I really like the idea of telling a story! I like telling stories that are becoming forgotten or that have a special significance to me. I noticed this after I completed my personal narrative video. I also like to give animal characters human features and vice verser. This is because when I heard stories about Baboons and hares, I always imagined them with human like features. This comes from exploring Zimbabwean sculpure, especially sculpture from the 60s. They are so beautiful yet bizarre, humorous and serious at the same time.
So this video is an exploration of Shona folklore which is part of my oral history. I think that oral history is dying, and that is why I decided to retell this story and document it in this way. Some of the stories in Shona folklore are really bizarre, and when you compare them to disney stories, they seem really brutal and intense. They don’t have the same, “and they lived happily ever after” ending. There is always a big consequence for violating social norms and values. There is no completely evil nor completely good character. The baboon is usually dim witted, but he is the elder and ought to be respected. Hare is sly and cunning and he is often the nephew of the baboon. If they die in one narrative, they live in another, so maybe it’s not so sad.

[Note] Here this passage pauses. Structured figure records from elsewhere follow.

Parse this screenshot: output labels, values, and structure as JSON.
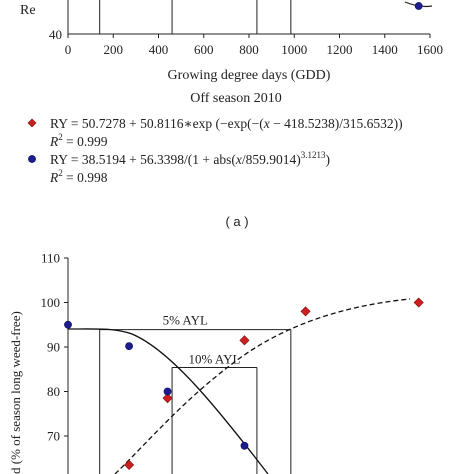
{
  "top_panel": {
    "y_axis_label_fragment": "Re",
    "x_axis_label": "Growing degree days (GDD)",
    "subtitle": "Off season 2010",
    "eq1": {
      "prefix": "RY = 50.7278 + 50.8116∗exp (−exp(−(",
      "x1": "x",
      "mid": " − 418.5238)/315.6532))"
    },
    "eq1_r2": {
      "r": "R",
      "exp": "2",
      "rest": " = 0.999"
    },
    "eq2": {
      "prefix": "RY = 38.5194 + 56.3398/(1 + abs(",
      "x1": "x",
      "mid": "/859.9014)",
      "sup": "3.1213",
      "end": ")"
    },
    "eq2_r2": {
      "r": "R",
      "exp": "2",
      "rest": " = 0.998"
    },
    "panel_label": "( a )"
  },
  "bottom_panel": {
    "y_axis_label_fragment": "d (% of season long weed-free)",
    "ayl5_label": "5% AYL",
    "ayl10_label": "10% AYL"
  },
  "colors": {
    "diamond": "#cc1f1f",
    "circle": "#1c1c8c",
    "axis": "#222222"
  },
  "chart_data": [
    {
      "type": "scatter",
      "x_ticks": [
        "0",
        "200",
        "400",
        "600",
        "800",
        "1000",
        "1200",
        "1400",
        "1600"
      ],
      "xlim": [
        0,
        1600
      ],
      "y_ticks_visible": [
        "40"
      ],
      "reference_lines_x": [
        140,
        460,
        835,
        985
      ],
      "series": [
        {
          "marker": "circle",
          "points": [
            [
              1550,
              48
            ]
          ]
        }
      ]
    },
    {
      "type": "scatter",
      "y_ticks": [
        "70",
        "80",
        "90",
        "100",
        "110"
      ],
      "ylim": [
        60,
        110
      ],
      "xlim": [
        0,
        1600
      ],
      "series": [
        {
          "marker": "diamond",
          "points": [
            [
              270,
              63.5
            ],
            [
              440,
              78.5
            ],
            [
              780,
              91.5
            ],
            [
              1050,
              98
            ],
            [
              1550,
              100
            ]
          ]
        },
        {
          "marker": "circle",
          "points": [
            [
              0,
              95
            ],
            [
              270,
              90.2
            ],
            [
              440,
              80
            ],
            [
              780,
              67.8
            ]
          ]
        }
      ],
      "reference_lines": {
        "ayl5": {
          "y": 93.9,
          "x_from": 140,
          "x_to": 985
        },
        "ayl10": {
          "y": 85.4,
          "x_from": 460,
          "x_to": 835
        }
      }
    }
  ]
}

In this story, Hare and Baboon are hungry so they think that cooking each other and taking turns to eat one another will solve their hunger problems. However, Hare manages to trick baboon and the only one who gets to eat is Baboon. You loose something, maybe humor, when the story is translated into English. Shona is sometimes more expressive. I found many versions of this story, in this one Hare makes music, in other stories, Hare does other things at the end of the story.